Free dans la ligne de mire des opérateurs mobiles

par Catherine Maussion
publié le 1er septembre 2011 à 11h34

De la voix en illimité, des SMS et des MMS à foison, vingt-quatre heures sur vingt-quatre et vers tous les opérateurs pour 24,90 euros par mois. Le tout, avec zéro engagement ! Non, ce n’est pas Free mais Bouygues Telecom, un des trois opérateurs majeurs du mobile qui se déshabille. Ou plus exactement, et la nuance est importante, B & You, une marque créée par lui pour l’occasion.

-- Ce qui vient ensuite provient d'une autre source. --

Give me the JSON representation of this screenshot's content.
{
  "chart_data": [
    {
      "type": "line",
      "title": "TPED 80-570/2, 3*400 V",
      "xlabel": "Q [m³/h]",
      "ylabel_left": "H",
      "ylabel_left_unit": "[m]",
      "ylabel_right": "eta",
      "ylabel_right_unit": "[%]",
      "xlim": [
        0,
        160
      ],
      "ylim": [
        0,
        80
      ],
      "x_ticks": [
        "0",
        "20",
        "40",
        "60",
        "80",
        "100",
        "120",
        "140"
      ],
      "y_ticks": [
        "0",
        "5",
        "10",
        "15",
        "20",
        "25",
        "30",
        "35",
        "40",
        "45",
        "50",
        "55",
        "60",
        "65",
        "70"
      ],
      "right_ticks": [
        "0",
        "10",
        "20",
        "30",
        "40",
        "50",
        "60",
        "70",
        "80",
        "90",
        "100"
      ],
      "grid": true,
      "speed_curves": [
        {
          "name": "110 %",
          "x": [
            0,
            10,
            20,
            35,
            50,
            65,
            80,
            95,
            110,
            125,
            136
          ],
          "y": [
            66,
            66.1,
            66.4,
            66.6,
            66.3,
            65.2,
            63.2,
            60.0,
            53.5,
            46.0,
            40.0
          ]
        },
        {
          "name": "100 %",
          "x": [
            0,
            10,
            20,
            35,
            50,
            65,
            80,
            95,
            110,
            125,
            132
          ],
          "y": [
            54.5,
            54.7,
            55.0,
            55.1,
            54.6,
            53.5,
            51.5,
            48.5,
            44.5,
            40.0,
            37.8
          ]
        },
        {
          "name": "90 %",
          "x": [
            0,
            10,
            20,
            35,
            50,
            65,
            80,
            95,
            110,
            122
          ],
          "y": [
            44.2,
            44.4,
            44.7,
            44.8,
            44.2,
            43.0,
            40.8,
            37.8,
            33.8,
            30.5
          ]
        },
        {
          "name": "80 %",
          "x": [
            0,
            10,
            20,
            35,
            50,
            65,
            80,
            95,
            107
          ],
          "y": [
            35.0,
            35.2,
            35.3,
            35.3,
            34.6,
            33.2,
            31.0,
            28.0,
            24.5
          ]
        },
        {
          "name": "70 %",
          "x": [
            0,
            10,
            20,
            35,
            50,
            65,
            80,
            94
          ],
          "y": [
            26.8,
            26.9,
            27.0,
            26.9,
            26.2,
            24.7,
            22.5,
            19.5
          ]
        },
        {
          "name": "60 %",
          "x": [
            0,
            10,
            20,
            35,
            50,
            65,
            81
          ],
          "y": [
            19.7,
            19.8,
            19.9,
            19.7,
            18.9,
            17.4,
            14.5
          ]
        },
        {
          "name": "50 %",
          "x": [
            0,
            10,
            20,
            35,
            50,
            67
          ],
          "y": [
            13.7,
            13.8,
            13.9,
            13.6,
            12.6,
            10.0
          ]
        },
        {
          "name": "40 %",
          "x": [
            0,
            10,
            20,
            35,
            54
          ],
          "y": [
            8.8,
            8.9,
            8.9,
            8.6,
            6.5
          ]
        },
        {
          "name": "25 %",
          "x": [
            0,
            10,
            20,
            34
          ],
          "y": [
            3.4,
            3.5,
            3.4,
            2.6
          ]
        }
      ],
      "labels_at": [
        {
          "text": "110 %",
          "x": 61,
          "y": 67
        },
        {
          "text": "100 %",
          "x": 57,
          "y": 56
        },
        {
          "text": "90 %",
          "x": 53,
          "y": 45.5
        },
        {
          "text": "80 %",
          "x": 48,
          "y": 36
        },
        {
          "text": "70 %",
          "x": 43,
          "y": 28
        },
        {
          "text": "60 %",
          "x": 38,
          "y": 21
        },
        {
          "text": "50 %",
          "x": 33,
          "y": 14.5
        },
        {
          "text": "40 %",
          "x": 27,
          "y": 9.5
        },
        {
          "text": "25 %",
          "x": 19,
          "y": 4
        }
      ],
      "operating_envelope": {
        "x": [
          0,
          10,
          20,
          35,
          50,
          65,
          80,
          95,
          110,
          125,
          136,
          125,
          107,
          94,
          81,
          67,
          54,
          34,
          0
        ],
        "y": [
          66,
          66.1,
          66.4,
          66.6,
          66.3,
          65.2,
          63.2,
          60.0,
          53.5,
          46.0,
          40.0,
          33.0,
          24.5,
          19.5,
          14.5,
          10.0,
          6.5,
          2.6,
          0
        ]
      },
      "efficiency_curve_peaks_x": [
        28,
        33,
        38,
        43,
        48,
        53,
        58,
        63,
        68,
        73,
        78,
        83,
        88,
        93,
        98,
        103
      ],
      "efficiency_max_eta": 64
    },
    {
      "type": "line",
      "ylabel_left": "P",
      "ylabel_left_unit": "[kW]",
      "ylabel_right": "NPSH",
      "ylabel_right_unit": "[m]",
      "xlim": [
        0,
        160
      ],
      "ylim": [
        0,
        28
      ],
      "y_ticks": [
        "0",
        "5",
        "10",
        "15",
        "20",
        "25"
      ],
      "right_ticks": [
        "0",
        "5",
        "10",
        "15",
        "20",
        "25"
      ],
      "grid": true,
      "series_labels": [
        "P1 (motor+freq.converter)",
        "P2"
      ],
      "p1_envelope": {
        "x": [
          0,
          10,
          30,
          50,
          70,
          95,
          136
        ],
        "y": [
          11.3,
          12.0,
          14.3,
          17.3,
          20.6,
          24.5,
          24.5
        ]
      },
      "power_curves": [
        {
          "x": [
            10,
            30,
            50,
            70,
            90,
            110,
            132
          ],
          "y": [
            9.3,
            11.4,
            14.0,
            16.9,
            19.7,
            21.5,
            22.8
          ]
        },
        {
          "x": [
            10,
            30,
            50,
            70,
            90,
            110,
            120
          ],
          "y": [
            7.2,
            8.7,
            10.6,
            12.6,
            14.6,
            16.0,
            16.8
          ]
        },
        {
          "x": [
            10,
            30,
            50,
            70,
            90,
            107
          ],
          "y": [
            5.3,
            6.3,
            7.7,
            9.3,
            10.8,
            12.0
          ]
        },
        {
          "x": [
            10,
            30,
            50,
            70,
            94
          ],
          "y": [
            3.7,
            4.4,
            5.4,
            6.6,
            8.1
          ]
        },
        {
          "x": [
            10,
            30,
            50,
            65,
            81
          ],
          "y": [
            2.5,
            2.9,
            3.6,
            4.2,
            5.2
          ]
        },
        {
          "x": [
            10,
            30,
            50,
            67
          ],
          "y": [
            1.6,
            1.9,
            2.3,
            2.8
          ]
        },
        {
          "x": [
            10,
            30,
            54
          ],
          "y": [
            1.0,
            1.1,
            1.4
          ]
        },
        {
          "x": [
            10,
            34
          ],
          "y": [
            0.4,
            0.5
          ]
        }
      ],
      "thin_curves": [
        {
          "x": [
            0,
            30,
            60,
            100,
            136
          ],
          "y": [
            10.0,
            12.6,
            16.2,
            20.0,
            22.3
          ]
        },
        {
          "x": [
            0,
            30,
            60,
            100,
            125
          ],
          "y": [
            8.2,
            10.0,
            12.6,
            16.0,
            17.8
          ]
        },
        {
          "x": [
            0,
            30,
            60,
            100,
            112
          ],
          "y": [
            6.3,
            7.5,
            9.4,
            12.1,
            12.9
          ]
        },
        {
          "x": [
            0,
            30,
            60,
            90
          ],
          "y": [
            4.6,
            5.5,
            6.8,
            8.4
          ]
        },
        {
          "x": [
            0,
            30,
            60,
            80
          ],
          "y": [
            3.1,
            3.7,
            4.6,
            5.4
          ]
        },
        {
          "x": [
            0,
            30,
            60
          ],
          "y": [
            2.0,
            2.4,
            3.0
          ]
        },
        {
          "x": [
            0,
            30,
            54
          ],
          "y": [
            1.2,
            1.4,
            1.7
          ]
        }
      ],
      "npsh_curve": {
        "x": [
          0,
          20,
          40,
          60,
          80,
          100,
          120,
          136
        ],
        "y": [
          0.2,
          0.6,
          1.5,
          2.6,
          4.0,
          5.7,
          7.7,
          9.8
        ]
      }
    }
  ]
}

Un scud balancé dans les pattes de Free, à quelques mois (voire quelques semaines selon la rumeur) du lancement de ses offres mobiles, promises au plus tard pour Noël 2011.

Le 6 septembre, Orange va dégainer sa riposte : Sosh, quatre lettres pour une marque low-cost ciblant les «digital natives» - la génération Net - comme l'a confié son patron, Stéphane Richard. Virgin suivra le lendemain. Jusqu'à présent, l'offensive s'était surtout manifestée du côté des MVNO , ces petits opérateurs virtuels qui louent le réseau des trois grands. En février, Prixtel tenait ainsi la corde, selon le comparatif établi par le site Meilleurmobile, avec son forfait voix illimité à 49,99 euros par mois. On mesure mieux la chute vertigineuse des tarifs cet automne.

Et si Free mobile divisait vraiment les prix par deux ? C'était la promesse, en forme de provocation, de Xavier Niel, le patron fondateur de Free, lorqu'il s'était porté candidat à la quatrième licence 3G, à l'automne 2008 : «Réduire de 1 000 euros par an la facture d'un foyer ayant trois forfaits.» A l'instar de Benjamin Rousseau, analyste chez CM CIC Securities, les observateurs prennent au mot la réclame.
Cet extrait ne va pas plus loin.